Ao longo do tour, o guia mostra-nos muitas das armadilhas que os vietcongues elaboraram, e que escondiam na selva, com o objetivo — que cumpriram — de atingirem o inimigo de surpresa. Nestes detalhes fica bem clara a astúcia que os caracterizava: apostavam com todo o engenho em soluções baratas, inteligentes e, sobretudo, eficazes.

É possível entrarmos num buraco camuflado com folhas que, uma vez tapado, fica imperceptível. Serviu, por um lado, de esconderijo aos vietcongues, e por outro, de armadilha contra os americanos. Este espaço é muito apertado, quer em perímetro, quer em largura, o que permitia que os vietnamitas, naturalmente de estatura pequena, se abrigassem aqui sem problemas. O mesmo não se verificava no caso dos americanos, naturalmente de estatura maior e portadores de equipamento militar. Aqueles que procuravam abrigo aqui, acabavam por ver-se num beco sem saída, porque se por um lado não cabiam no buraco, por outro ficavam presos. Assim tornavam-se alvos fáceis para os vietcongues.

É também possível percorrer parte dos Túneis de Cu Chi. Com exceção da entrada, adaptada a turistas, os túneis são bastante estreitos e baixos, pelo que só é possível percorrê-los de cócoras. Os túneis têm saídas a cada 20 metros e só é permitido aceder aos mesmos com a presença de um guia. Não é recomendada a entrada a visitantes com histórico de problemas cardiovasculares, doenças respiratórias, claustrofobia e que tenham mais de 70 anos.

Embora a (muito) medo, arrisquei e percorri-os.

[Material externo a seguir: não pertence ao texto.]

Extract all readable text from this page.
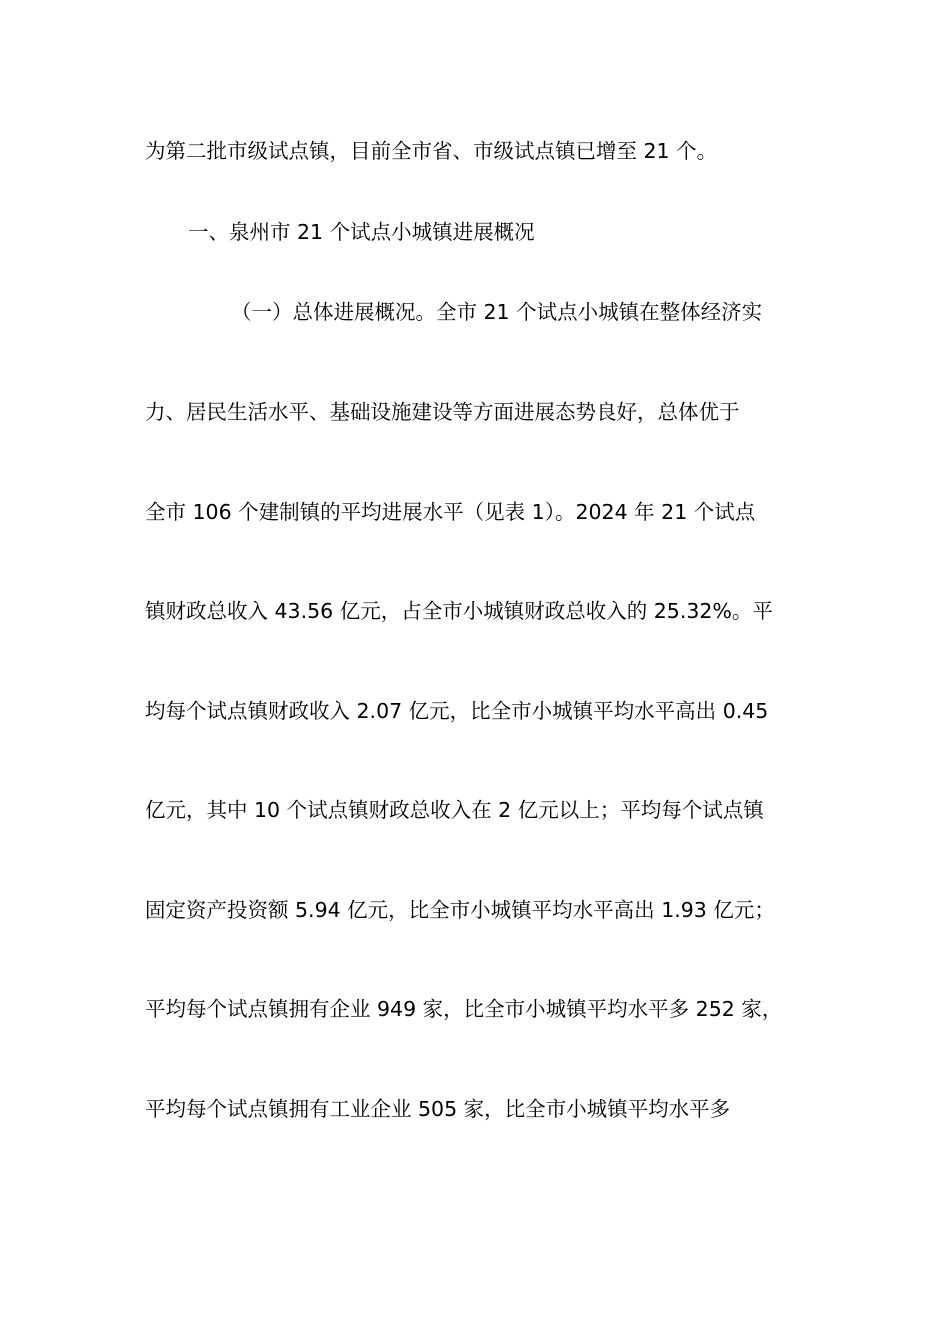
为第二批市级试点镇，目前全市省、市级试点镇已增至 21 个。
一、泉州市 21 个试点小城镇进展概况
（一）总体进展概况。全市 21 个试点小城镇在整体经济实
力、居民生活水平、基础设施建设等方面进展态势良好，总体优于
全市 106 个建制镇的平均进展水平（见表 1）。2024 年 21 个试点
镇财政总收入 43.56 亿元，占全市小城镇财政总收入的 25.32%。平
均每个试点镇财政收入 2.07 亿元，比全市小城镇平均水平高出 0.45
亿元，其中 10 个试点镇财政总收入在 2 亿元以上；平均每个试点镇
固定资产投资额 5.94 亿元，比全市小城镇平均水平高出 1.93 亿元；
平均每个试点镇拥有企业 949 家，比全市小城镇平均水平多 252 家，
平均每个试点镇拥有工业企业 505 家，比全市小城镇平均水平多
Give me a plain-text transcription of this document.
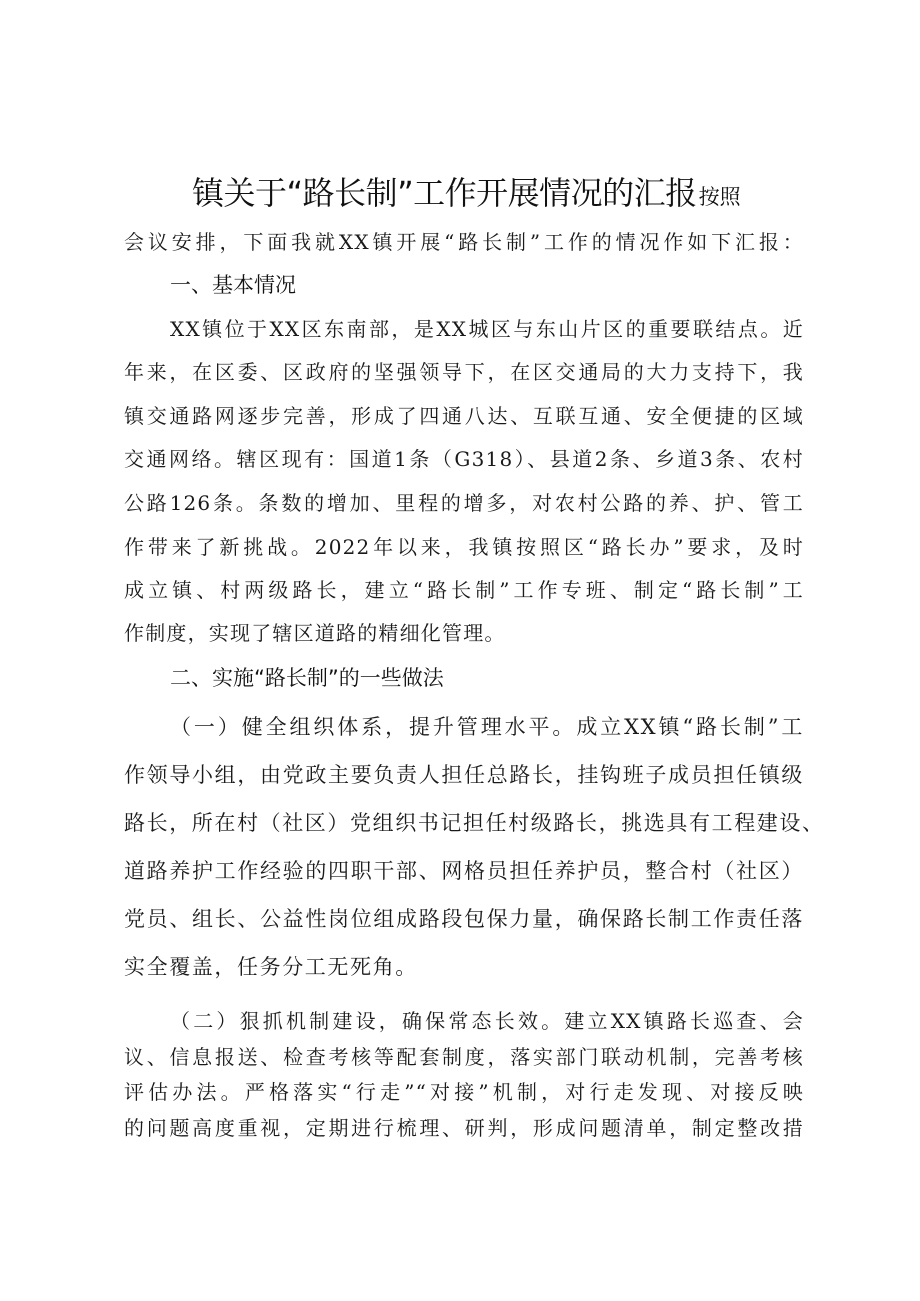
镇关于“路长制”工作开展情况的汇报按照
会议安排，下面我就XX镇开展“路长制”工作的情况作如下汇报：
一、基本情况
XX镇位于XX区东南部，是XX城区与东山片区的重要联结点。近
年来，在区委、区政府的坚强领导下，在区交通局的大力支持下，我
镇交通路网逐步完善，形成了四通八达、互联互通、安全便捷的区域
交通网络。辖区现有：国道1条（G318）、县道2条、乡道3条、农村
公路126条。条数的增加、里程的增多，对农村公路的养、护、管工
作带来了新挑战。2022年以来，我镇按照区“路长办”要求，及时
成立镇、村两级路长，建立“路长制”工作专班、制定“路长制”工
作制度，实现了辖区道路的精细化管理。
二、实施“路长制”的一些做法
（一）健全组织体系，提升管理水平。成立XX镇“路长制”工
作领导小组，由党政主要负责人担任总路长，挂钩班子成员担任镇级
路长，所在村（社区）党组织书记担任村级路长，挑选具有工程建设、
道路养护工作经验的四职干部、网格员担任养护员，整合村（社区）
党员、组长、公益性岗位组成路段包保力量，确保路长制工作责任落
实全覆盖，任务分工无死角。
（二）狠抓机制建设，确保常态长效。建立XX镇路长巡查、会
议、信息报送、检查考核等配套制度，落实部门联动机制，完善考核
评估办法。严格落实“行走”“对接”机制，对行走发现、对接反映
的问题高度重视，定期进行梳理、研判，形成问题清单，制定整改措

Confesso que causa alguma aflição. O espaço é de facto apertado, o cheiro é pesado e não passa qualquer aragem. Passei com rapidez e desejosa de voltar à superfície. É aterrador pensar que este cenário foi casa de inúmeros vietnamitas durante a guerra. Não parece de todo possível.

Esta está longe de ser uma experiência ligeira, mas é única e obrigatória.